Siap! Dilema Hukum Perintah Sambo
Apakah mereka yang menjalankan perintah atasan juga dapat dikenakan dengan pasal yang sama dengan komandannya yang memerintahkan kepadanya?
Editor: cecep burdansyah
Oleh Wina Armada Sukardi
Advokat
SEJAK awal kasus Ferdy Sambo mencuat, telah terjadi perdebatan, setidaknya pertanyaan: apakah seorang bawahan polisi yang mengerjakan perintah atasannya, padahal perintah tersebut melanggar tindak pidana, dapat dihukum atau tidak?
Beberapa anak buah Ferdy Sambo yang telah ditetapkan sebagai tersangka, seperti Bharada Richard Eliezer (dalam berita kebanyakan disebut sebagai Bharada E), mengaku perbuatannya ikut dugaan menghilangkan nyawa rekan sesama ajudan Sambo, Joshua, lantaran melaksanakan perintah dari atasannya, yakni perintah Sambo.
Dari sana muncul pertanyaan dan perdebatan, apakah seorang polisi yang menjalankan perintah atasan yang melanggar hukum seperti Eliezer dapat juga dikenakan hukum “turut serta” melakukan tindak pidana (dalam hal ini menghilangkan nyawa orang atau membunuh) sesuai dengan yang diatur KUHP (Kitab Undang-undang Hukum Pidana)?

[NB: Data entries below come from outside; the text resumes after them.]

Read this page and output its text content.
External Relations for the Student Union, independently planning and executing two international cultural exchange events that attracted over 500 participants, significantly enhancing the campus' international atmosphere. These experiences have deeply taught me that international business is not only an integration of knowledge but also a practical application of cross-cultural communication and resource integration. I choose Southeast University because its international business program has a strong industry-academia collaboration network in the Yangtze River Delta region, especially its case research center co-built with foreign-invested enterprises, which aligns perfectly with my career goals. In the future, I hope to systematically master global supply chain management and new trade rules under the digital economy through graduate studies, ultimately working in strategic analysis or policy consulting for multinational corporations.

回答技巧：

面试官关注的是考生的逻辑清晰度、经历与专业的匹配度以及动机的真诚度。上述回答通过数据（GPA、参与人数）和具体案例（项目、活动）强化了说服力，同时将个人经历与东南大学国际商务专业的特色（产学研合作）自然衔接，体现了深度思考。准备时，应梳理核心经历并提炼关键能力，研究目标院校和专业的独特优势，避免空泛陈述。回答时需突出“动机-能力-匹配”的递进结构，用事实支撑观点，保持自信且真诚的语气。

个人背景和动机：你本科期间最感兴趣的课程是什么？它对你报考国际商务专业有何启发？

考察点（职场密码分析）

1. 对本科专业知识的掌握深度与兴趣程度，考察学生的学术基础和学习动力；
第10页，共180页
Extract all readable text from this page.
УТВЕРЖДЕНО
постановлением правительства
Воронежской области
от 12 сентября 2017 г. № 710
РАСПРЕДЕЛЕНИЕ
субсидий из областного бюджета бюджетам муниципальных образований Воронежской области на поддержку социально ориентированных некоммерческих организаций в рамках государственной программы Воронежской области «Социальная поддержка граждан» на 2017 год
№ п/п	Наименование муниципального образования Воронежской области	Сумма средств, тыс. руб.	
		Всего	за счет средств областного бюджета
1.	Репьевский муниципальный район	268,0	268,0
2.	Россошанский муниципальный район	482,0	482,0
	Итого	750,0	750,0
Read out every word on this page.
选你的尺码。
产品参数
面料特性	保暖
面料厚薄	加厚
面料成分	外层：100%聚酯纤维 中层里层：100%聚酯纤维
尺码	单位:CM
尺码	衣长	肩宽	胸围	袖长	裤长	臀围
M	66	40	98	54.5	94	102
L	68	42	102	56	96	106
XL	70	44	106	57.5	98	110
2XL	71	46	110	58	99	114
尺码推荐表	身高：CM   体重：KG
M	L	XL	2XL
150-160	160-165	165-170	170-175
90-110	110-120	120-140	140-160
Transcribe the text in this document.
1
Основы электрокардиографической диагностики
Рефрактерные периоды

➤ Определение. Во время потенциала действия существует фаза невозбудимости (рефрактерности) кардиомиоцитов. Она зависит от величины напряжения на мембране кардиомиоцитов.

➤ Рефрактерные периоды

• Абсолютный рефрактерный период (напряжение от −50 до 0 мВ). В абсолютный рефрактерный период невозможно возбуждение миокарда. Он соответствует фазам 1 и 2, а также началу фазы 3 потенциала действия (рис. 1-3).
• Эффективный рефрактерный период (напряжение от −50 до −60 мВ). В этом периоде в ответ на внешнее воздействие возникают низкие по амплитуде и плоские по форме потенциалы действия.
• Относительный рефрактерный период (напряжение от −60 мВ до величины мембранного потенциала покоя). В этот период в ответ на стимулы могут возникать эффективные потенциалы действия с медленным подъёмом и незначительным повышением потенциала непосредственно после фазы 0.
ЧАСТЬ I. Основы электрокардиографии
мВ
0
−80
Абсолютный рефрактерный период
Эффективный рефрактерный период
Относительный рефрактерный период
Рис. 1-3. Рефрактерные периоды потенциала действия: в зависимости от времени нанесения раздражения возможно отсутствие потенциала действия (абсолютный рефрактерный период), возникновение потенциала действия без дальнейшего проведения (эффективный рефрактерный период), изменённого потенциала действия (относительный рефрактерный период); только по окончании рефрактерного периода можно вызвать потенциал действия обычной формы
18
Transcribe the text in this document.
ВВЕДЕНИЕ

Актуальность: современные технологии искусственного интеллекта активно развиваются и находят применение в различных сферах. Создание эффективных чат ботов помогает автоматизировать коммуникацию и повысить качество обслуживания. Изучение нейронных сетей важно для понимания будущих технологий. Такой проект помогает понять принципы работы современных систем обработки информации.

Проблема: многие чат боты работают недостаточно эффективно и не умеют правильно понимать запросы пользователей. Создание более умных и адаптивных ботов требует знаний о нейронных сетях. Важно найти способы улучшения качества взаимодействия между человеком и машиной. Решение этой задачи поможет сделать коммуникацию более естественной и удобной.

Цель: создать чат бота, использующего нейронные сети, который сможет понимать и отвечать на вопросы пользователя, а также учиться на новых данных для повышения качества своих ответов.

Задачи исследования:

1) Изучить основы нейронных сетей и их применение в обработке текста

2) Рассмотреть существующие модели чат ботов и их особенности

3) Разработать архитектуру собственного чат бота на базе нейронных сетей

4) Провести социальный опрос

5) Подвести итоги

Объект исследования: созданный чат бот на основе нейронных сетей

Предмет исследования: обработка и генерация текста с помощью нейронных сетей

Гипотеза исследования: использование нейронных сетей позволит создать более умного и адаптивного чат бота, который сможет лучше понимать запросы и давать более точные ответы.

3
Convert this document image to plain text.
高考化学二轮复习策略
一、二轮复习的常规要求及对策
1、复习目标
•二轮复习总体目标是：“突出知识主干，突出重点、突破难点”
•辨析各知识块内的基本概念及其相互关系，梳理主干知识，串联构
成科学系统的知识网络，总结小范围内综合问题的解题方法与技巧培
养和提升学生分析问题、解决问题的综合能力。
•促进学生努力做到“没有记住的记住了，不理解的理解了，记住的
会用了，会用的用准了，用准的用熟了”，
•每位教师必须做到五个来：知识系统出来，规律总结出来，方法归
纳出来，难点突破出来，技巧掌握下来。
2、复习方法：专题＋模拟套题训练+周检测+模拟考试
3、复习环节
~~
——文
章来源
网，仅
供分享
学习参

Lebih jauh lagi pertanyaannya, apakah mereka yang menjalankan perintah atasan juga dapat dikenakan dengan pasal yang sama dengan komandannya yang memerintahkan kepadanya?
Overmacht
Terhadap persoalan ini, kita harus menengok ke pasal 48 dan pasal 49 KUHP yang mengatur soal daya paksa dan bela paksa. Jika memenuhi syarat pasal ini, orang yang melakukan tindak pidana, tidak dapat dihukum.
Dalam KUHP diatur soal perbuatan terpaksa (daya paksa), atau dalam bahasa Belanda dikenal dengan istilah overmacht. Pengertian singkat _overmacht, orang yang melakukan perbuatan terpaksa, walaupun jelas telah melanggar undang-undang, namun tidak dapat dihukum.
Pasal 48 KUHP berbunyi, “Barangsiapa melakukan perbuatan karena terpaksa oleh sesuatu kekuasaan yang tidak dapat dihindari tidak boleh dihukum.”
Absolut dan Relatif
Menurut ahli hukum pidana J.E. Jonkers, overmacht dapat dibagi dalam tiga katagori. Pertama, _overmacht absolut. _ Artinya, orang yang melakukan perbuatan ini, tidak punya alternatif lain, dan mau tidak mau, suka atau tidak suka, tidak punya opsi lain, untuk melakukannya. Jadi, kekuasaan yang memaksanya bersifat absolut.
Contoh sederhana. Tubuh seseorang dipegang dan dicengkram oleh orang lain yang tenaga nya jauh lebih kuat. Lantas, oleh orang yang memegang, tangan orang yang dipegang diayunkan ke kaca rumah orang lain yang mahal. Sampai kacanya pecah.
Faktanya tangan orang yang dipaksa itulah yang merusak kaca. Perbuatan merusak kaca rumah orang itu sebenarnya termasuk perbuatan tindak pidana, namun karena yang orang yang tangannya mengenai kaca tidak mempunyai alternatif untuk menghindari, dia tidak dapat dihukum. Perbuatan memecahkan kaca, walaupun memakai tangannya, bukan kehendaknya, melainkan karena sesuatu kekuatan atau kekuasaan yang berada di luar kendalinya sama sekali yang tidak dapat dielakkan. Itulah *overmacht absolut.*
Kedua, *overmacht relatif.* Pada kasus ini, orang yang mengalami pemaksaan masih memiliki opsi tidak melaksanakan paksaan. Dengan kata lain, paksaannya masih bersifat relatif.
Contoh, ada orang ditodong pistol, disuruh membakar rumah. Kalau dia tidak mau membakar rumah, kepalanya bakal ditembak. Di sini orang tersebut mempunyai dua kepentingan hukum yang berbeda yang dilematis. Kepentingan hukum untuk melindungi diri sendiri agar nyawanya tidak melayang, dan kepentingan hukum orang lain yang rumahnya tidak boleh dibakar.
Jika lantas dia lebih memilih kepentingan hukum diri sendiri dengan melindungi nyawanya sendiri dan terpaksa memilih opsi membakar rumah yang diperintahkan kepadanya, secara hukum pidana dalam keadaan normal, dia termasuk melakukan tindak pidana dan harus dihukum. Meski begitu, dalam kasus ini karena tindakannya merupakan tindakan terpaksa yang sulit dihindari, dia juga tidak dapat dihukum.